在本论文的研究中,采用Salen型铬配合物与位阻型的有机强碱组成亲电-亲核双组分催化体系,在温和条件下催化CO_2和环氧丙烷的交替共聚反应,得到了具有不同头尾连接单元的聚碳酸酯(64-93%)。研究发现,改变铬配合物的轴向负离子和Salen配体的二胺骨架以及添加不同的助催化剂都会严重影响所得聚合物的区域和立体化学。由具有弱亲核性的轴向负离子和共轭环状二胺骨架的Salen型铬配合物作为亲电试剂,和具有弱配位能力的大位阻型有机强碱作为亲核试剂,是调控CO_2和环氧丙烷交替共聚反应立体化学的一种理想催化体系,可以得到>99%碳酸酯连接单元和较高头尾连接单元的聚碳酸酯。利用飞行时间质谱对聚合物链端进行了跟踪检测,直接观察到了聚合反应的引发及链增长过程,证明大位阻有机碱在共聚反应过程中对聚合物的链增长起着重要的引发作用。双功能催化体系中,不但Salen铬配合物的配体结构影响着聚合产物的立体化学,聚合物的链末端控制效应同样对聚碳酸酯的立体化学产生重要的影响。
本论文在Salen构型配体的基础上,设计合成了一系列手性Salan型铬配合物,并将其与季铵盐/有机强碱组成亲电-亲核双组分催化体系,在室温下可以有效的催化CO_2和环氧丙烷的不对称交替共聚反应,实现了CO_2和环氧丙烷的不对称交替共聚反应的区域和立体化学控制,得到95%的头尾连接单元和中等光学纯度(对映体过量值ee%≈70%)的全同结构的聚碳酸酯。研究发现除了手性二胺骨架的不对称诱导作用,苯环上的大位阻取代基、N,N'-二取代基的位阻作用以及N原子上sp~3杂化的供电子效应都对调控聚合物的区域和对映体选择性有很大作用。通过研究聚碳酸酯的立体化学发现聚合物的对映体选择性与环氧丙烷区域选择性开环存在一定的影响作用。
实验表明,SalanCr(Ⅲ)Ⅹ配合物的催化体系在催化活性、产物选择性、聚合物区域选择性和对映体选择性方面都要优于以往广泛研究的SalenCr(Ⅲ)Ⅹ配合物的催化体系。利用飞行时间质谱对聚合物链端进行了跟踪检测,直接观察到了聚合反应的引发及链增长过程,证明有机碱DMAP在共聚反应过程中对聚合物的链增长起着重要的引发作用。同时通过飞行时间质谱和液体红外吸收光谱等手段检测到两种铬配合物与DMAP的配位方式,以及两种反应体系催化CO_2与PO的诱导期和链增长速度上都存在着显著的差异,在此基础上进一步提出了SalanCr(Ⅲ)X/DMAP作为催化体系时的聚合反应机理。
The physical properties of a polymer are determined mainly by the relative stereochemistry(the spatial arrangement of atoms or groups in a polymeric unit) of adjacent locations in the polymeric chains.As a result,the control of polymer microstructure is one of the most important goals in the area of stereoselective polymerization catalysis.There are much interested in CO_2/aliphatic epoxides(such as propylene oxide) copolymerization,which was first reported by Inoue in 1969.Recently,our group reported that the binary catalyst systems composed of the chiral tetradentate Schiff base cobalt complex(SalenCo(Ⅲ)X) as the electrophlie and ionic ammonium salt or sterically hindered strong base as the nucleophile can effectively promote the asymmetric copolymerization of CO_2 and racemic propylene oxide(PO) to produce poly(propylene carbonate)(PPC) with excellent activity,relative high enantioselectivity(ee%~70%),>95%head-to-tail connectivity,and>99%carbonate linkages. In sharp contrast to the regio-and stereoeslective polymerization catalyzed by chiral SalenCo(Ⅲ)X complexes,although chromium Salen derivatives were also proved to be an effective catalyst for the coupling of PO and CO_2 to afford linear PPC,the polycarbonate produced is regioirregular,and the catalyst activity and polymer enantioselectivity is also very poor.

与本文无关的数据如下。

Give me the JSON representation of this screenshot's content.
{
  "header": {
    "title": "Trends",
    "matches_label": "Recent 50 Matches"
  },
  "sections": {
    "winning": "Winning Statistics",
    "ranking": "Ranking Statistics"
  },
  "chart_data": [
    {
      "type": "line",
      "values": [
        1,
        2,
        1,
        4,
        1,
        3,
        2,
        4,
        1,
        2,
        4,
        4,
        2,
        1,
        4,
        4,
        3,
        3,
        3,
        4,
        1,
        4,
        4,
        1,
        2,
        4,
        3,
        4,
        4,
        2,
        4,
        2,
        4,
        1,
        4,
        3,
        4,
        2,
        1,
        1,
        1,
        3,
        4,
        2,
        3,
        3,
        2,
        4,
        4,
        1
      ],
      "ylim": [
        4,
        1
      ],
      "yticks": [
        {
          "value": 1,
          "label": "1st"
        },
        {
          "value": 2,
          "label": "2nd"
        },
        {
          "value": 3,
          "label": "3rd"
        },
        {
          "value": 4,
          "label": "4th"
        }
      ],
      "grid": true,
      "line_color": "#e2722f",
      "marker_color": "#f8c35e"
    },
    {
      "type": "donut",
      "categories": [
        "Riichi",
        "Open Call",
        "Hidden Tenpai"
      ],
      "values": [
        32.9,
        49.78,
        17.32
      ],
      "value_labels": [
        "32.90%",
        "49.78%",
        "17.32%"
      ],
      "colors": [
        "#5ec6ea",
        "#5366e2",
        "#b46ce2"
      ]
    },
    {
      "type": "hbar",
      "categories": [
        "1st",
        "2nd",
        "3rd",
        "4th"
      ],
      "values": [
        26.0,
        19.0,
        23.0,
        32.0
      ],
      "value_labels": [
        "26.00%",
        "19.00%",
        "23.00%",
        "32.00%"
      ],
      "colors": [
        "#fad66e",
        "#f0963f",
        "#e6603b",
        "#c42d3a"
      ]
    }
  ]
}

In this dissertation,it is found that various poly(propylene carbonate)s(PPC)s with different head-to-tail linkages(from~60%to 93%) could be synthesized by the copolymerization of PO and CO_2 with chromium Salen complexes as catalyst.Altering the axial X group and Salen ligand framework of the chromium complexes or/and the addition of cocatalyst significantly affect stereochemistry of the resulting polymers.A SalenCrX complex with a low nucleophilic axial X anion and a conjugated cyclic diamine backbone in the Salen ligand,combined with a sterically hindered strong organic base,is an ideal binary catalyst system for the copolymerization of CO_2 and PO to produce polycarbonate with relative high head-to-tail connectivity and>99%carbonate linkages.Continuous determination of a polymer chain end group(initiating and chain growth species) at various times by electrospray ionization mass spectrometry(ESI-MS) indicates that the sterically hindered strong organic base predominately plays an initiator of polymer-chain growth in the copolymerization process.Apart from the effect of the ligand set of the chromium Salen complexes on polymer stereochemistry,a "polymer chain-end control" mechanism also significantly affects the stereochemistry of the resulting polycarbonates.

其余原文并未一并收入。